想到這兒,她腦海中浮現出一個熟悉的身影,嘴角微微上揚,你別說,還真有一個,百歲山應該這陣子有的忙活了。
不過我也不能落後呀,小無邪啊,別怪我幫你三叔坑你,要是你不成長的話,咱也沒辦法進行下去是吧?
萬一事情沒著落,那百歲山殺我不是分分鐘的事兒。
不過等你成長起來屬實有點慢,哦,對了,你三叔的計劃好像也提前了很多哦。
正想著,祁芸忽然感覺有什麼東西貼了過來,下意識側頭一看,唇正好貼著黑瞎子的臉。
她這才發現黑瞎子是躬著身的,趕忙往後退了一步,臉上閃過一絲紅暈,嗔怪道:
“不是瞎子,你幹嘛?”
“老婆,瞎子我這不尋思,等會就不能光明正大的和你待一塊了,趁人還沒來補償補償自己嘛。”

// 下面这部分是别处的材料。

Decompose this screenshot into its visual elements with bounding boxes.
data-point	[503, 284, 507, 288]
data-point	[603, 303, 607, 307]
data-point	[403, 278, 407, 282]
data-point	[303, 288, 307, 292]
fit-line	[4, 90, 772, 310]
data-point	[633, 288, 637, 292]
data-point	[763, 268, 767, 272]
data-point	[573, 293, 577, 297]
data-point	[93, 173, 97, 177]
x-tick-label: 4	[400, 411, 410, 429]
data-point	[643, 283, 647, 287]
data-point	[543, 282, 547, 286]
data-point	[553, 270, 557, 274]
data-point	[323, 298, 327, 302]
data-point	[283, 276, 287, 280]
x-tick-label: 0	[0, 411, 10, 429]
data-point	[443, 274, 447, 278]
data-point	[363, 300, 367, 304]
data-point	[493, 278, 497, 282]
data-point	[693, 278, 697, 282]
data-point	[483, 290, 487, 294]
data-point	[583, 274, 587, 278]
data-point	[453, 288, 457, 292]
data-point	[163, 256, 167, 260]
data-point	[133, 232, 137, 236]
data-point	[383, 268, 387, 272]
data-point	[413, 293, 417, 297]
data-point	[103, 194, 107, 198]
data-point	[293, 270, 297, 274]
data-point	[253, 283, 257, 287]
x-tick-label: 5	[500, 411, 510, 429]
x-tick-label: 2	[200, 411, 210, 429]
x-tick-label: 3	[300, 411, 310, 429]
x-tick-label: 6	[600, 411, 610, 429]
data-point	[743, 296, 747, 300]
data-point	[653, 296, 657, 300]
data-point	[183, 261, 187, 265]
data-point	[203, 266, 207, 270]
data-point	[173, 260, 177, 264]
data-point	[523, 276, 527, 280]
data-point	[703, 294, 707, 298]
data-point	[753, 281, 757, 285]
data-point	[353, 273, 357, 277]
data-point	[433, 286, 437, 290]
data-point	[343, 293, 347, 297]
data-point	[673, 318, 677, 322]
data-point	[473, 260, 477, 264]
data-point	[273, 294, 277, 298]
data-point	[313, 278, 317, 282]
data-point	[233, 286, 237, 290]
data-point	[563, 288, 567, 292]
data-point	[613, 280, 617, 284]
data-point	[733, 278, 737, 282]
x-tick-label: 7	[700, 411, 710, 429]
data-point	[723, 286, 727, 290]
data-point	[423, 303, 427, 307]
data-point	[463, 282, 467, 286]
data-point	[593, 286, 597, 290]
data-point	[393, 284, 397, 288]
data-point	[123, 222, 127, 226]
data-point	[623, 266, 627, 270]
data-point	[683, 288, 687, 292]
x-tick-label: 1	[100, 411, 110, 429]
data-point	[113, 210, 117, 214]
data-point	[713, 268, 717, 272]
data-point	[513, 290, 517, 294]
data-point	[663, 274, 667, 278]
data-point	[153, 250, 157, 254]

黑瞎子順勢將頭搭在祁芸的肩膀上,聲音裡帶著幾分撒嬌的意味。
他心裡那叫一個委屈,憑什麼啞巴張和老婆都能光明正大的出現在吳邪面前,自己卻要躲躲藏藏?
這一點都不公平。
難不成瞎子我有什麼見不得人的,那麼拿不出手嗎?
祁芸滿臉無奈,扶了扶額。
朋友,你要不要分一下場合呢?這是墓裡,不是夢裡,幹嘛呀這是,膩歪給鬼看呢?
彷彿是聽到了祁芸的吐槽,黑暗中似乎有一絲若有若無的寒意飄過,彷彿是鬼在抗議:
“我請問呢,你們禮貌嗎?單個幾千年已經夠慘了,好不容易來兩個人,你們還給我撒狗糧,過分了吧?”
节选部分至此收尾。